Automatic question answering using the web: Beyond the Factoid

  • Authors:
  • Radu Soricut;Eric Brill

  • Affiliations:
  • Information Sciences Institute, University of Southern California, Marina del key, USA 90292;Microsoft Research, Redmond, USA 98052

  • Venue:
  • Information Retrieval
  • Year:
  • 2006

Quantified Score

Hi-index 0.00

Visualization

Abstract

In this paper we describe and evaluate a Question Answering (QA) system that goes beyond answering factoid questions. Our approach to QA assumes no restrictions on the type of questions that are handled, and no assumption that the answers to be provided are factoids. We present an unsupervised approach for collecting question and answer pairs from FAQ pages, which we use to collect a corpus of 1 million question/answer pairs from FAQ pages available on the Web.
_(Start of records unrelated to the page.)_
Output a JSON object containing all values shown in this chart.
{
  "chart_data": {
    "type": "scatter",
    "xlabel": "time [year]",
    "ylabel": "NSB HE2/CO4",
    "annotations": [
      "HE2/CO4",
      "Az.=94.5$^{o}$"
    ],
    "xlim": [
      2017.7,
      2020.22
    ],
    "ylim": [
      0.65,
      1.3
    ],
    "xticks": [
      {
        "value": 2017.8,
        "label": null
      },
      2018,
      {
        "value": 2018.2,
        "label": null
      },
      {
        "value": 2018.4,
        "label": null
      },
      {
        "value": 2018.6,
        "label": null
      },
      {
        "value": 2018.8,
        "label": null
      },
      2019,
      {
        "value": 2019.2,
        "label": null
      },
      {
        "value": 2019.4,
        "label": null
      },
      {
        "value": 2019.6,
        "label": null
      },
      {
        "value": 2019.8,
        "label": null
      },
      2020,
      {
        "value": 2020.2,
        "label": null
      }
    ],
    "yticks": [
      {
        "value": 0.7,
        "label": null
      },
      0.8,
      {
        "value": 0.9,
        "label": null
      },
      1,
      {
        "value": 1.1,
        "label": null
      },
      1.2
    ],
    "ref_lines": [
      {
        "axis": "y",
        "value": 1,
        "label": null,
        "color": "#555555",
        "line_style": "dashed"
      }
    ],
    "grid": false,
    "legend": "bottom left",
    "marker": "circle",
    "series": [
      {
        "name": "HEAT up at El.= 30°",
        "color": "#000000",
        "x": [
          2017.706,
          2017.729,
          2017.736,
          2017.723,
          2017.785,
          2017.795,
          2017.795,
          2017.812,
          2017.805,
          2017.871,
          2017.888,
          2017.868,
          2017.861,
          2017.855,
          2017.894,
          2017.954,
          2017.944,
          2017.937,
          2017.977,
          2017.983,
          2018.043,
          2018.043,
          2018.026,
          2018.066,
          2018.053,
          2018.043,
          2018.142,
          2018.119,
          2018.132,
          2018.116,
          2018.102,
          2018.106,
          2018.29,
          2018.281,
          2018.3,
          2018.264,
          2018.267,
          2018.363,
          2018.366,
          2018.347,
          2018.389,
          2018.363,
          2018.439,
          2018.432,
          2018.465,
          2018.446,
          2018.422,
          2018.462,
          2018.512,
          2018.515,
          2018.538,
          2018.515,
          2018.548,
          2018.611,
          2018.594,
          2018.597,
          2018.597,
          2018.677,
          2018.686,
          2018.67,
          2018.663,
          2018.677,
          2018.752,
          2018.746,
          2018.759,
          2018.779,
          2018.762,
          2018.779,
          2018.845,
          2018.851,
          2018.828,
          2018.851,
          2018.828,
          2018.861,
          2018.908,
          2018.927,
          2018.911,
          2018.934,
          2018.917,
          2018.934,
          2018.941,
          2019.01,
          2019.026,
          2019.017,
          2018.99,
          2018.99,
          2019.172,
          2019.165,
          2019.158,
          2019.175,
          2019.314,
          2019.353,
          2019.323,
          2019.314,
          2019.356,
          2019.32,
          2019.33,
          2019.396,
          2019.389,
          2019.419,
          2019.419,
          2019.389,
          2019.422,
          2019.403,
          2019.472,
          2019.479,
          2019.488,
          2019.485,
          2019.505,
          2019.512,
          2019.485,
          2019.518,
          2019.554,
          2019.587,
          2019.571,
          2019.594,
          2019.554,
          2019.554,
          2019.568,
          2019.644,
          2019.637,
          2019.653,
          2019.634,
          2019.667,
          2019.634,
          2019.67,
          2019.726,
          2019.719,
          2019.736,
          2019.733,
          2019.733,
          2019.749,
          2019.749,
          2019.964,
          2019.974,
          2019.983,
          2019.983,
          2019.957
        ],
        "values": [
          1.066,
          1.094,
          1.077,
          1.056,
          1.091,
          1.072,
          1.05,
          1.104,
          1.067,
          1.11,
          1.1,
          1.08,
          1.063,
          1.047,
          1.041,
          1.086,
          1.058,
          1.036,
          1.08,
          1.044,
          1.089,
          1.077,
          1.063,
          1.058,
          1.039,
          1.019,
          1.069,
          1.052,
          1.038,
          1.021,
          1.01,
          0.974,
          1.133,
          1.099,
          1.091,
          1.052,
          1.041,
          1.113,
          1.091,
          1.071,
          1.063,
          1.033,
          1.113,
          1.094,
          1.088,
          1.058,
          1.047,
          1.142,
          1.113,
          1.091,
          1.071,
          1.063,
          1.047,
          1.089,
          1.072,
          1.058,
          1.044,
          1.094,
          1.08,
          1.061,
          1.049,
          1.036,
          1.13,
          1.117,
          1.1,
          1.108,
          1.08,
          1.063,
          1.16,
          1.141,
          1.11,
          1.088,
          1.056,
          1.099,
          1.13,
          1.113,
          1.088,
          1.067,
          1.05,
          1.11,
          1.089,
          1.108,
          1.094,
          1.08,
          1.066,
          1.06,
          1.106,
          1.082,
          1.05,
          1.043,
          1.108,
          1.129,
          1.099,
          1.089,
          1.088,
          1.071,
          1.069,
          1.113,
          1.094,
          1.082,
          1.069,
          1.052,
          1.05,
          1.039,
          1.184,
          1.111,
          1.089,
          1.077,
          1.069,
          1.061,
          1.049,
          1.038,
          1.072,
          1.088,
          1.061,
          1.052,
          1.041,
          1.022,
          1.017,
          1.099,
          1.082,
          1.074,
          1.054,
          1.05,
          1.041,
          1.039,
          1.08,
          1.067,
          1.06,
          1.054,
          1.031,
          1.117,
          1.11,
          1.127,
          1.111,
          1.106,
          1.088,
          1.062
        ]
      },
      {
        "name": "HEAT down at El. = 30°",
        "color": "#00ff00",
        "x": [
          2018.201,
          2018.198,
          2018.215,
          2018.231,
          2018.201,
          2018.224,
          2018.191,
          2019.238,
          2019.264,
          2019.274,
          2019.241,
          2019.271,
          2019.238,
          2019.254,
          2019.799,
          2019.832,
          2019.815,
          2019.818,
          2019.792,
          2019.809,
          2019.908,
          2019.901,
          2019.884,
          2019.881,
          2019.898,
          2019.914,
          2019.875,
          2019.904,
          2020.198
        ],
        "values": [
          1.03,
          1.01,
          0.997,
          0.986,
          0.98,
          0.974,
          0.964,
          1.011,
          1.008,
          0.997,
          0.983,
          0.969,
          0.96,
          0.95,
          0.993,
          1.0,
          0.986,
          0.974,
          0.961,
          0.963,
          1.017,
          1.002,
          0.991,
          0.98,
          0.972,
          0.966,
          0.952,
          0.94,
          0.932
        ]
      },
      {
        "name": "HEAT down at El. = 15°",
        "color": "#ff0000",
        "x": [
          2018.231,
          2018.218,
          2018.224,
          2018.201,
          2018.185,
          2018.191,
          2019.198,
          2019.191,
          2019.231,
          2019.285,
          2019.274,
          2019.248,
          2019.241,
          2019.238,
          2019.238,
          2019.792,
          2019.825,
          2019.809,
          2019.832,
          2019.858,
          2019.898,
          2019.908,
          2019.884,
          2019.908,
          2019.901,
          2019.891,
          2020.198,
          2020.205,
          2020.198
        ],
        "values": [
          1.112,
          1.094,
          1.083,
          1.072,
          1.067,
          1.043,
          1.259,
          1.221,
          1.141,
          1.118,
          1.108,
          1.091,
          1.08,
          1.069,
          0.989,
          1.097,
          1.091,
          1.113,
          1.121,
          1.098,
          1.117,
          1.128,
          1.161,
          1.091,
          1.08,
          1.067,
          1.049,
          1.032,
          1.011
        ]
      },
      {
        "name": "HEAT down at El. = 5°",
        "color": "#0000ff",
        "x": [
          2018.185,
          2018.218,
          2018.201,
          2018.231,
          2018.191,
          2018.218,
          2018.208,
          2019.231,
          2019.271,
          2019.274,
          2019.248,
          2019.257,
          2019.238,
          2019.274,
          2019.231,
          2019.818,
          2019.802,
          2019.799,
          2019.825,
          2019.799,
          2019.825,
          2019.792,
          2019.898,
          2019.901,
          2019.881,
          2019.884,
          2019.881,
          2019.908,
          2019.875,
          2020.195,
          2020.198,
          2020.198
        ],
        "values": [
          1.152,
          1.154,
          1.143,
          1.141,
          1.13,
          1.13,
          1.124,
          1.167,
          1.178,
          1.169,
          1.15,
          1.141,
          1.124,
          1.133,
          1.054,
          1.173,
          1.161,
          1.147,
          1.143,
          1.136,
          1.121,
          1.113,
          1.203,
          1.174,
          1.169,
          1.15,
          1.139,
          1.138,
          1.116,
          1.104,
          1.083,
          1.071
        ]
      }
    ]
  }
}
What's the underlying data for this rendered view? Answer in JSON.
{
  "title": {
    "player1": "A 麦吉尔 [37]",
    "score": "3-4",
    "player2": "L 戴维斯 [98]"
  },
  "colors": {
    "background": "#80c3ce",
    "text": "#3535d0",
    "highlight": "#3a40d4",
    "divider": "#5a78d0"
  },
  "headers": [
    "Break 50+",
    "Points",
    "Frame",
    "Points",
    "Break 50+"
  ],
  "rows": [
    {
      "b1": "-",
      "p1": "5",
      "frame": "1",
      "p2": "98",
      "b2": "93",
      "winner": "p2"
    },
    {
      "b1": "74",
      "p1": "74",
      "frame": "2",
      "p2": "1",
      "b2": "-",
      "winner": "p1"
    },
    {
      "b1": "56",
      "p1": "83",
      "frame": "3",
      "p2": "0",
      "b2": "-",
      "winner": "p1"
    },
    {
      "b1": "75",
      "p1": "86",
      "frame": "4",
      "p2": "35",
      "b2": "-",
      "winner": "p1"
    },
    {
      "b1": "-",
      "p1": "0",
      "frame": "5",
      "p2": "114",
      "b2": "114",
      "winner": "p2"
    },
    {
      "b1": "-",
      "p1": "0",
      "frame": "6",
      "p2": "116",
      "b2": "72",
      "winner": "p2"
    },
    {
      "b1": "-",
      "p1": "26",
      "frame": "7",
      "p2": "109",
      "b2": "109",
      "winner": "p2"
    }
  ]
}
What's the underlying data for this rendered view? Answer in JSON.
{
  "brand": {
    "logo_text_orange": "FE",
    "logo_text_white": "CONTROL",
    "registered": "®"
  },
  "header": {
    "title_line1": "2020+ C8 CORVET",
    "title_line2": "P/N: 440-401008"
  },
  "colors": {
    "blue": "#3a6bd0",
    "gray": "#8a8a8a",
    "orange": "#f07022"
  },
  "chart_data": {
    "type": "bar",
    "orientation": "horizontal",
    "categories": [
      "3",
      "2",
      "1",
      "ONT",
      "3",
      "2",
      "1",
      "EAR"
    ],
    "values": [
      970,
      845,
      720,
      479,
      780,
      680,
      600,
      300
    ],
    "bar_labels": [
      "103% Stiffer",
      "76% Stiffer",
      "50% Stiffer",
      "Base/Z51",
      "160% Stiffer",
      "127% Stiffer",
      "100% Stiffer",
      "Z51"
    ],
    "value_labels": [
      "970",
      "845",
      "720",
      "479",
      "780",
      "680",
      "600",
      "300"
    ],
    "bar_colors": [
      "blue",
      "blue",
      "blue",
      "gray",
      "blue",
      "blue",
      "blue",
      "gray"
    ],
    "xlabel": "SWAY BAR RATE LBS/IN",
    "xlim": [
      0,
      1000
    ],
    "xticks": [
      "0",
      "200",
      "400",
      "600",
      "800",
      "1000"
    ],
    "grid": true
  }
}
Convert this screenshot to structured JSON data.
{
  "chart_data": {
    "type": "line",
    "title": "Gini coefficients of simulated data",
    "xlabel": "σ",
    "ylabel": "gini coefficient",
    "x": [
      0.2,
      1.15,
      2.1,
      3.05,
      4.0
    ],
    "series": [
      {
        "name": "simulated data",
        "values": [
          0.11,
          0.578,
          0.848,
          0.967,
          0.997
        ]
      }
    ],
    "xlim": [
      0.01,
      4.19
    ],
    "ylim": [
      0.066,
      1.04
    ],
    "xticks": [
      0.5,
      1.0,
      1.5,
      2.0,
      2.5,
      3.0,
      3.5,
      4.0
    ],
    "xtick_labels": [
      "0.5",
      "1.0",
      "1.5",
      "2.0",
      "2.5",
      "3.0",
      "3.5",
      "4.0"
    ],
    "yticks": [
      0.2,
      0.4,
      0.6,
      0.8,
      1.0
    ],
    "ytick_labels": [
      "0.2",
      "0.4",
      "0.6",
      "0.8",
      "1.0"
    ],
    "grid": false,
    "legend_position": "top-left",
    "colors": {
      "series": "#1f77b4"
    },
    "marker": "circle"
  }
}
This corpus is used to train various statistical models employed by our QA system: a statistical chunker used to transform a natural language-posed question into a phrase-based query to be submitted for exact match to an off-the-shelf search engine; an answer/question translation model, used to assess the likelihood that a proposed answer is indeed an answer to the posed question; and an answer language model, used to assess the likelihood that a proposed answer is a well-formed answer. We evaluate our QA system in a modular fashion, by comparing the performance of baseline algorithms against our proposed algorithms for various modules in our QA system. The evaluation shows that our system achieves reasonable performance in terms of answer accuracy for a large variety of complex, non-factoid questions.